Home » Looking beyond incentives to manage growth

Looking beyond incentives to manage growth

by Sasha Lennon*

Out of Premier Anna Bligh’s Growth Management Summit held in Brisbane in March came the idea of a Regionalisation Strategy for Queensland.

Last month, the Queensland Government explored the idea further by holding regional forums with senior Government Ministers in Cairns, Townsville, Mackay, Toowoomba, Rockhampton, Gladstone, Bundaberg and Mount Isa.

The rationale for regionalisation, as put by the Queensland Premier, is that South East Queensland simply can’t cope with the hordes of interstate migrants who make the move to the Sunshine State at a rate of more than 2,000 people each week.

To address this issue, and to help boost the communities and economies of the regions, Premier Bligh has flagged the idea of offering incentives to incoming residents and businesses who might be persuaded to bypass the great south east and head to other regional centres instead.

According to the Queensland Government, incentives might include a boost to the first homeowner’s grant for people purchasing a new home in communities outside of South East Queensland. They could also include financial or inkind incentives, like taxation ‘holidays’ for example, to encourage businesses to relocate to or establish in places like Mackay or Rockhampton, rather than Brisbane.

If employed, such incentives will be bandaid solutions. By offering a quick fix to encourage more people to migrate to the regions instead of the Queensland capital, short term incentives will fail to address the more fundamental issue of South East Queensland’s and the regions’ dire need for critical infrastructure.

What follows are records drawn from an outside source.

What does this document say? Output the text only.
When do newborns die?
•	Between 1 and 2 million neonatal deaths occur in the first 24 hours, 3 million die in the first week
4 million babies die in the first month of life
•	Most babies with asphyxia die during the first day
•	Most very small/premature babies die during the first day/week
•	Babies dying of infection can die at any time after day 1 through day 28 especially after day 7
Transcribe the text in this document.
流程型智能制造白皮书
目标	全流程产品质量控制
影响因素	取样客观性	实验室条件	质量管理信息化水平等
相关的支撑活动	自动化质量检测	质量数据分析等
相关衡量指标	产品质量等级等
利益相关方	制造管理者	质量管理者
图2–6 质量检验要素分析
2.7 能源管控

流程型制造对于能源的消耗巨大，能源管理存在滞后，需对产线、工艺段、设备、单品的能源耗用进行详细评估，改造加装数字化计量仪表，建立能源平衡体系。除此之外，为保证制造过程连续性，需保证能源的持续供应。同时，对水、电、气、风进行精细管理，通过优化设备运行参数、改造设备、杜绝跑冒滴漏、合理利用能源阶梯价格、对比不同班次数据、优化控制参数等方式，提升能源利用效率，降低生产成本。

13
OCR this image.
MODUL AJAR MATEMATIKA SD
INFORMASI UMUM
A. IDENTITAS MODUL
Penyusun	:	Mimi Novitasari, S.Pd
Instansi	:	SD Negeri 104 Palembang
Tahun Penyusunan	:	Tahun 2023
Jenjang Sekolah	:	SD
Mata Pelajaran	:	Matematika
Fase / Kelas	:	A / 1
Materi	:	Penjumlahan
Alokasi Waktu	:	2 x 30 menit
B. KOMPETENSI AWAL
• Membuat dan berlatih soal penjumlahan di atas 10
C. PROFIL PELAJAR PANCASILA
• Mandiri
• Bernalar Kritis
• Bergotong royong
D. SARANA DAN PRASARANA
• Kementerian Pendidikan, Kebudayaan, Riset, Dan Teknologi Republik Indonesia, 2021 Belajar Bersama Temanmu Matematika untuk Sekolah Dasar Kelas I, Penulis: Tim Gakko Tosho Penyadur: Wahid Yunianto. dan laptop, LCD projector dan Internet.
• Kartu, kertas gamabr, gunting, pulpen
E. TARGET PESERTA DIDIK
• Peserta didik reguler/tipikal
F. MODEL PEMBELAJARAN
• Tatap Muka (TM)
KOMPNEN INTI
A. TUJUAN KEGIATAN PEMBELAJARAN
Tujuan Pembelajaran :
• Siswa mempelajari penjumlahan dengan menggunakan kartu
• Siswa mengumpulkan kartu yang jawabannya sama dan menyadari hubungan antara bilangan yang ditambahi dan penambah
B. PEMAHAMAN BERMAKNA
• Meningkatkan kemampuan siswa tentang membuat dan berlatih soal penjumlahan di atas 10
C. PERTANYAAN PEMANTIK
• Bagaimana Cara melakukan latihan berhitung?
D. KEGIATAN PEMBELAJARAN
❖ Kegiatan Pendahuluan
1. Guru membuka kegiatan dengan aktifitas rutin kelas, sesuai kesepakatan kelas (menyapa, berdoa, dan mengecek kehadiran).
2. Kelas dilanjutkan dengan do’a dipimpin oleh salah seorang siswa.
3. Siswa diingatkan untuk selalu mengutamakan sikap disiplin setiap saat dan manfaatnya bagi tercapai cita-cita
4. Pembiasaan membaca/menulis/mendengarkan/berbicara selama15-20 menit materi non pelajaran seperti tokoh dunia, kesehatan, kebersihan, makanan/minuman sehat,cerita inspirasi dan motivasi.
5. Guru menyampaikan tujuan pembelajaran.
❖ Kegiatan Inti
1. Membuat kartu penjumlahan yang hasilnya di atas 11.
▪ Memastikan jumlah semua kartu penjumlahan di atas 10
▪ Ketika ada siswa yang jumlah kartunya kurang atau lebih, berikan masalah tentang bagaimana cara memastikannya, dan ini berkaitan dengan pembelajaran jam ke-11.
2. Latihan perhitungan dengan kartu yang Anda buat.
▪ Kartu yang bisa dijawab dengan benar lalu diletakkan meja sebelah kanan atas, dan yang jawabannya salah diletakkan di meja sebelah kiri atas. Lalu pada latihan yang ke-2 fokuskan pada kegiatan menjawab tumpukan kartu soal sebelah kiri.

This includes efficient and effective public transport, well connected urban centres, hospitals, schools and other community facilities needed to support sustainable growth.

The Queensland Government’s South East Queensland Regional Plan 2009–2031 aims to reduce South East Queensland’s ecological footprint while enhancing its economy and its liveability. Similar plans are being rolled out for the regions.

According to the Regional Plan, South East Queensland’s growth will be accommodated in a more compact urban form, providing infrastructure and services in what it calls ‘smart growth’ to address, among other things, urban sprawl and climate change.

But the plan’s intent can only be realised through well resourced infrastructure spending.

The Victorian Government has a similar plan for Melbourne, characterised by transit oriented communities where people would enjoy much shorter journeys to work.

This is expected to deliver a three per cent boost to metropolitan Melbourne’s gross regional product (GRP).

There is no reason why South East Queensland could not deliver similar if not superior outcomes. A three per cent GRP boost in current terms translates to an estimated $4.4 billion annual injection to the South East Queensland economy.

This could raise across the board government tax receipts by up to $1.3 billion per annum, allowing the Government to direct new infrastructure investment where it is needed most – in the Queensland capital’s metropolitan transport system.

As far as regional incentives are concerned, there is plenty of evidence from overseas to suggest that, at best, such measures have only a marginal impact on economic development.

Financial or inkind incentives will do little to influence business location decision making.

What businesses do respond to is what a city or region can offer in terms of proximity to markets, suppliers and labour, infrastructure support, institutional support and, importantly, lifestyle attributes. These are what can be termed the ‘preconditions for prosperity’.

The Queensland Government has a role to play to encourage and promote these preconditions, as does Local Government.

Councils can and should continue to focus on what they can influence – local economic development activities, such as land use planning, infrastructure provision or business information and assistance programs. But they can now also adopt a broader regional view.

This is due to a renewed Commonwealth commitment to regional development through the Regional Development Australia Committees, better articulation of natural economic regions since amalgamation and Local Government areas now being large enough on their own to encompass many of the preconditions referred to above.

Businesses will respond positively to State Government agencies and councils that show a good knowledge of the region and its attributes, and can facilitate business establishment or expansion with as little delay as possible.

So if the Queensland Government wants to grow the regions, it needs to invest in the fundamentals: infrastructure, supportive investment environments and lifestyle. After all, it is Queensland’s lifestyle appeal that draws southern migrants there in the first place.

Importantly, the Bligh Government must embrace and work in partnership with the regional councils it has created.

If it makes a genuine commitment to investing in infrastructure that would steer South East Queensland away from a continuing pattern of low density and ultimately very expensive urban sprawl, to one that is more compact, liveable and prosperous, the need to dream up artificial attractors to the regions will diminish.

And if the regions are to be prosperous, the Queensland Government must declare a similar commitment to places like Rockhampton, Townsville, Gladstone and other regional centres.

It must put its money where its mouth is.